This year’s Sloss Tech Conference in Birmingham, Alabama brought together city leaders with the best in technology and innovation today. It was the culmination of Innovation Week (a celebration of the disruptive ideas and ventures evolving in the city) for Birmingham’s tech scene, who got to participate in discussions with Shipt’s CEO Bill Smith, Endeavor’s chief marketing officer, Bozoma Saint John, and Foundry Group partner, Chris Moody.
Mayor Randall Woodfin kicked off the day stressing the city’s mission in cultivating a strong tech ecosystem and becoming a major player in the tech world, stating, “We, us…this is our moment, our time. We need to work together, to be laser-focused on talent development, retention and attraction, and we need leadership to support that talent.”
This past week alone, the city released two major announcements – Shipt’s expansion of their headquarters and DC BLOX’s new data center – to back up that mission statement. Smith shared with the audience why he chose to keep his company in Birmingham, “We made the conscious decision to build in Birmingham, and it was easier than I thought it would be.”

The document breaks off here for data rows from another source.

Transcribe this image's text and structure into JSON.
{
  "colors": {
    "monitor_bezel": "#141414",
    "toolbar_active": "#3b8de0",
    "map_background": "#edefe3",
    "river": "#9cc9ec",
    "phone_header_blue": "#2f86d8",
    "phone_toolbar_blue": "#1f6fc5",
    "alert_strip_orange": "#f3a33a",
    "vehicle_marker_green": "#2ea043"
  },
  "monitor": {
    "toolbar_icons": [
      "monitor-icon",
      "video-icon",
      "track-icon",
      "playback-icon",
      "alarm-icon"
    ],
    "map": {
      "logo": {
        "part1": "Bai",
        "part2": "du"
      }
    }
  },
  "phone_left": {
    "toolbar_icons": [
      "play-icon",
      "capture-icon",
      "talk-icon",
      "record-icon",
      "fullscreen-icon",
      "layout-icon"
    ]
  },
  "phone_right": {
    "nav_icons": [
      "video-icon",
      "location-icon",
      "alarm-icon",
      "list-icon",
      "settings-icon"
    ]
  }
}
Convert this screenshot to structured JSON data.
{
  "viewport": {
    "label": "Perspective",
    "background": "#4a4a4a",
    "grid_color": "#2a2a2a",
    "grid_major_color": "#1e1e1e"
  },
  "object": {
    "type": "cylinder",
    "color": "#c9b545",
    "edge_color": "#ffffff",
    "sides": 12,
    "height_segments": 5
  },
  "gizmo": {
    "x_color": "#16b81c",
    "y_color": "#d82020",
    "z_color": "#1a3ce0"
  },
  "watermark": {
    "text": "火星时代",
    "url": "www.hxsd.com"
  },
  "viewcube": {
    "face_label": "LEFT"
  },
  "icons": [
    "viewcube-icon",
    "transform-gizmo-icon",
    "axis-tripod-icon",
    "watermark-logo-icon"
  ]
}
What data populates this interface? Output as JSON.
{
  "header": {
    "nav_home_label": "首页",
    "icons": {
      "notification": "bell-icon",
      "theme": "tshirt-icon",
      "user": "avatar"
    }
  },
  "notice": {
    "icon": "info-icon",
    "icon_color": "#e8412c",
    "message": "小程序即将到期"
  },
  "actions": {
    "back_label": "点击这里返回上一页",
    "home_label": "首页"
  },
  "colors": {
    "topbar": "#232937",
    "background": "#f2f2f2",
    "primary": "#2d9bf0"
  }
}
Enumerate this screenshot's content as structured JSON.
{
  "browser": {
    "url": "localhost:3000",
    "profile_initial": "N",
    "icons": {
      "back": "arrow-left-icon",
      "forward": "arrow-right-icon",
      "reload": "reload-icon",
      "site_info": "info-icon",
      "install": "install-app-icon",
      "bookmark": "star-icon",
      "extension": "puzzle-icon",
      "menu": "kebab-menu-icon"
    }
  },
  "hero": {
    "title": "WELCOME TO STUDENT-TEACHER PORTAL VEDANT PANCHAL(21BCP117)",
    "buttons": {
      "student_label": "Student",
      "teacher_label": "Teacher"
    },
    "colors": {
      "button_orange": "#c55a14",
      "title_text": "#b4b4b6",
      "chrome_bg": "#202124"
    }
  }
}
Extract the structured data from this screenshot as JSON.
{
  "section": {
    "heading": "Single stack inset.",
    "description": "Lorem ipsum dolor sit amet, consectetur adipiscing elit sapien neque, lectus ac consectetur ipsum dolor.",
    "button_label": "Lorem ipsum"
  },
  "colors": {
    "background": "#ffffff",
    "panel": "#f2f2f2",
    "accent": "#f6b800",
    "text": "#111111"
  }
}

Josh Carpenter, the city’s Director of Innovation and Economic Opportunity, expressed how Birmingham is perfect for startups like Shipt, “We’re small enough to do it with speed, but large enough to take it to a large scale.”
Mixtroz co-founder and COO, Ashlee Ammons, added to that sentiment when describing her experience in the Magic City. “It took us in Nashville a year-and-a-half to make the same progress it took us 13 weeks to make in Birmingham. Civic works with corporate who works with the tech ecosytem. Birmingham just knows how to do it better.” She also went on to say, “You go where the people feel you, and it’s here.”
A Smart Cities grant winner, Birmingham is also dedicated to looking for ways to improve public safety, energy, transportation, and closing the opportunity gap. Carpenter spoke to how Birmingham is working on the latter initiative, “Birmingham has a putting people first strategy. We need to think hard on how we construct pathways to jobs for equal opportunity.” That involves programs like Birmingham Can Code and Bronze Valley.
In an interview with Bozoma Saint John, conducted by Alabama Power’s John Hudson, Bozoma shared with the audience of entrepreneurs her experiences as a young woman of color in the tech world and how important it is to be true to yourself.
“Come as yourself to the table. It’s important that I am able to enter a space and be wholly who I am, and still be a senior executive who is setting pace, who is creating process.”
Other key notes of advice from Saint John were do not get comfortable in your success and be relentless. This followed suit and brought the conference full circle with thoughts shared by Chris Moody earlier in the day. He said, “If you are looking to start a company, do it for the right reasons. Be obsessed about being the solution to the problem or opportunity. Be insanely customer-centric and focused.”
All of which Birmingham is doing now when it comes to investing in its tech scene. As Bozoma stated, “Birmingham is known for progress, change and people who refuse to sit down. Use those qualities to catalyze what’s happening for the future.”